31 March, 2010

Tina's Dream

I used to have a code word. It was “dreams”. Every time I needed an emergency meeting with Tina I would let the receptionist know it was regarding my dreams. I was given priority because of this code word. Tina would shift appointments a little, cut them short by ten minutes, whatever it took to get me thirty minutes with her as soon as possible. It’s funny; I always called it Tina’s dream even though it was mine. I guess I thought that telling her about it would make it hers. I wish it was her dream. It scares me and I don’t want to face it. Tina’s dream is the only one that makes me sick. For my other nightmares I scream or strike out. I shake uncontrollably and I even cry, which is hard for me to do, but I am never sick. No post can ever help me with Tina’s dream. Tina’s dream is the end of the world.
I am walking through what I have always imagined as the Secret Garden. I am wearing my mother's dress and I can hear it against the grass that I feel beneath my feet, a gentle and soft 'swish, swish'. The ground is firm but springy and my ankles are relieved. I have tears running down my face; they are blue. I keep walking, past the roses, the tulips, the carnations. I bend to pick a lily.
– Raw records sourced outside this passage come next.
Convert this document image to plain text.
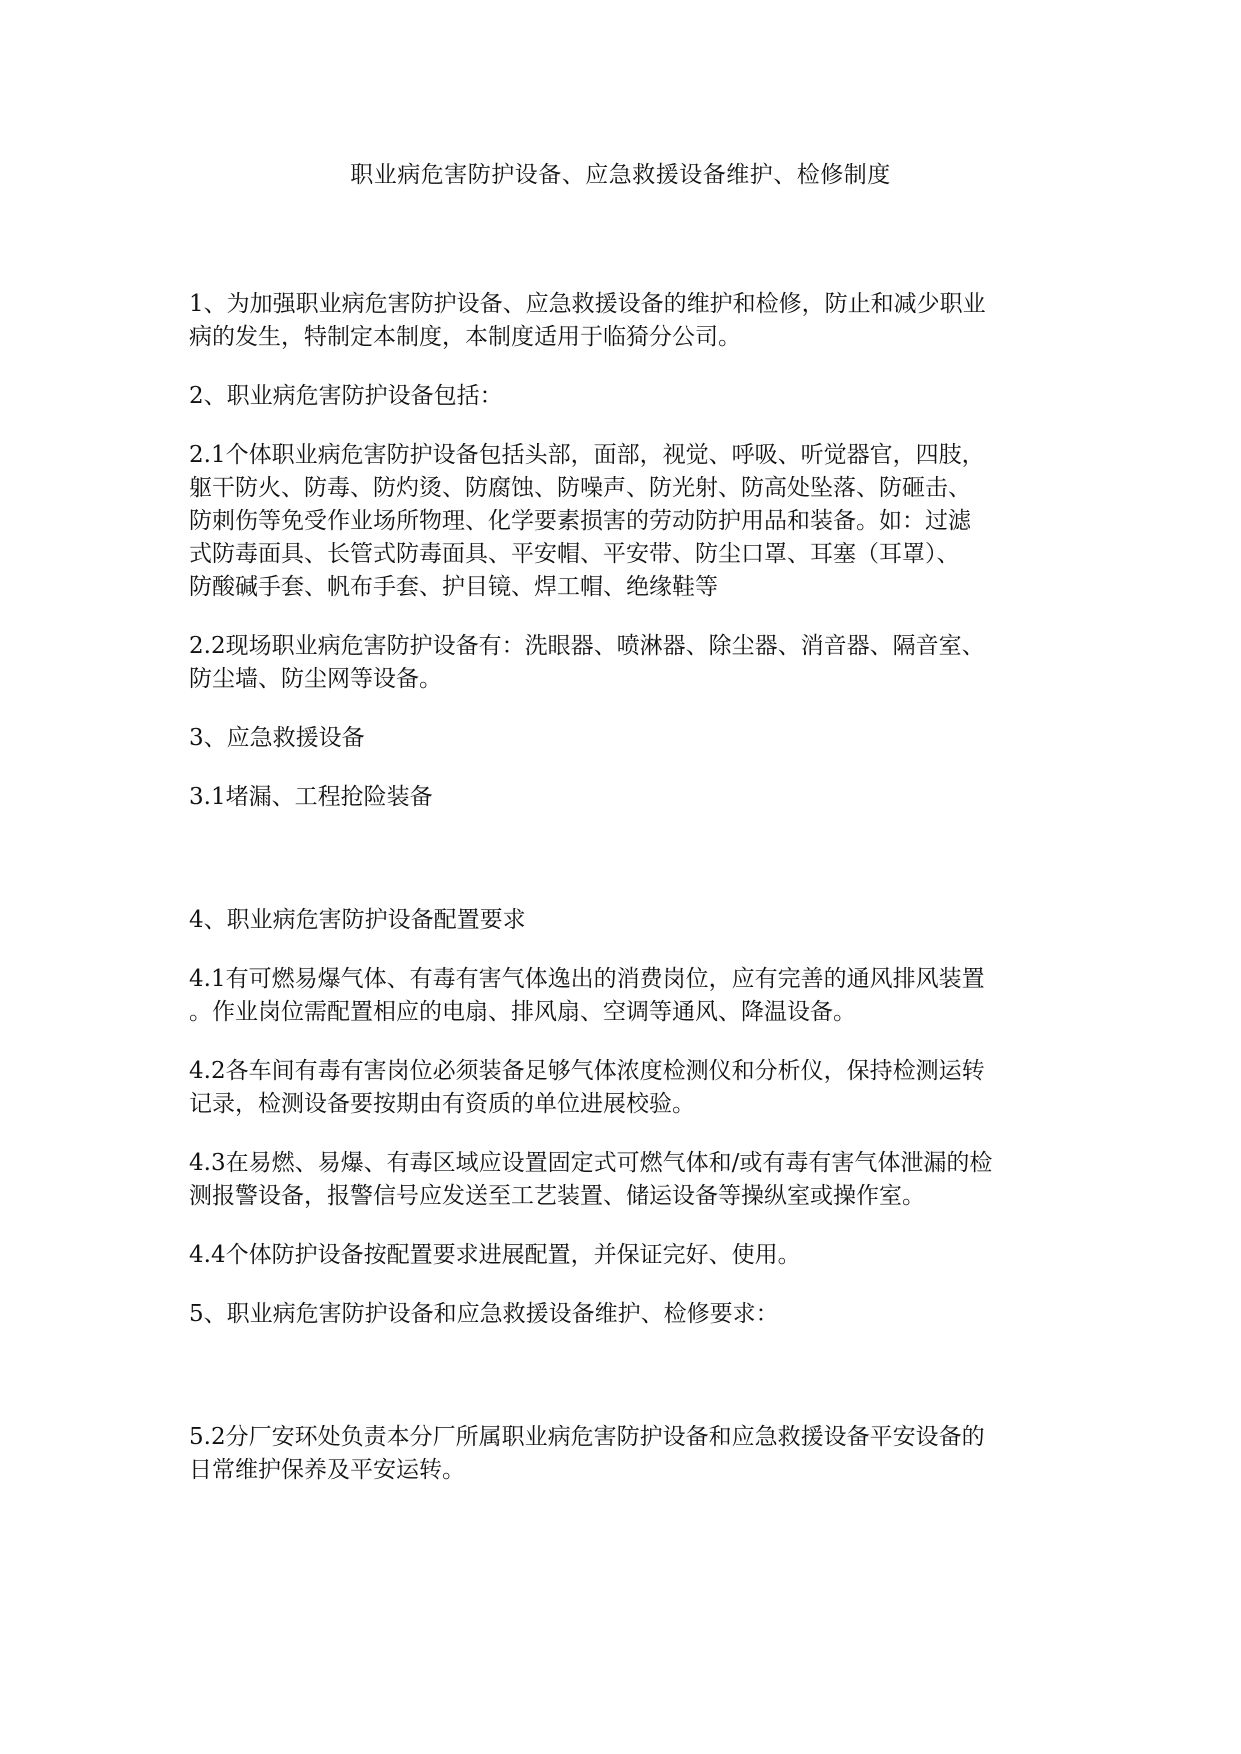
职业病危害防护设备、应急救援设备维护、检修制度

1、为加强职业病危害防护设备、应急救援设备的维护和检修，防止和减少职业
病的发生，特制定本制度，本制度适用于临猗分公司。

2、职业病危害防护设备包括：

2.1个体职业病危害防护设备包括头部，面部，视觉、呼吸、听觉器官，四肢，
躯干防火、防毒、防灼烫、防腐蚀、防噪声、防光射、防高处坠落、防砸击、
防刺伤等免受作业场所物理、化学要素损害的劳动防护用品和装备。如：过滤
式防毒面具、长管式防毒面具、平安帽、平安带、防尘口罩、耳塞（耳罩）、
防酸碱手套、帆布手套、护目镜、焊工帽、绝缘鞋等

2.2现场职业病危害防护设备有：洗眼器、喷淋器、除尘器、消音器、隔音室、
防尘墙、防尘网等设备。

3、应急救援设备

3.1堵漏、工程抢险装备

4、职业病危害防护设备配置要求

4.1有可燃易爆气体、有毒有害气体逸出的消费岗位，应有完善的通风排风装置
。作业岗位需配置相应的电扇、排风扇、空调等通风、降温设备。

4.2各车间有毒有害岗位必须装备足够气体浓度检测仪和分析仪，保持检测运转
记录，检测设备要按期由有资质的单位进展校验。

4.3在易燃、易爆、有毒区域应设置固定式可燃气体和/或有毒有害气体泄漏的检
测报警设备，报警信号应发送至工艺装置、储运设备等操纵室或操作室。

4.4个体防护设备按配置要求进展配置，并保证完好、使用。

5、职业病危害防护设备和应急救援设备维护、检修要求：

5.2分厂安环处负责本分厂所属职业病危害防护设备和应急救援设备平安设备的
日常维护保养及平安运转。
Of course I choose the flower of the dead. It is weightless and I feel it slip between my fingers until I grasp it tightly. I kiss the flower and keep moving. I walk past the flower swing and over to her. She is lying under the willow tree with the roses growing over it. The aging grey stone wall stands strong behind her. She is sleeping and a carnation is leaning towards her face.
I don’t stop myself. I kill her. I don’t know it is coming but I do at the same time. It’s really confusing. I lay the lily on her chest and kiss her closed eyes. I run the back of my hand across her face and say goodbye.
“Sleeping Beauty, forgive me. Goodbye Carolynne-Anne.”
Of course I cry. Who would kill their mother? Who would kill Beloved?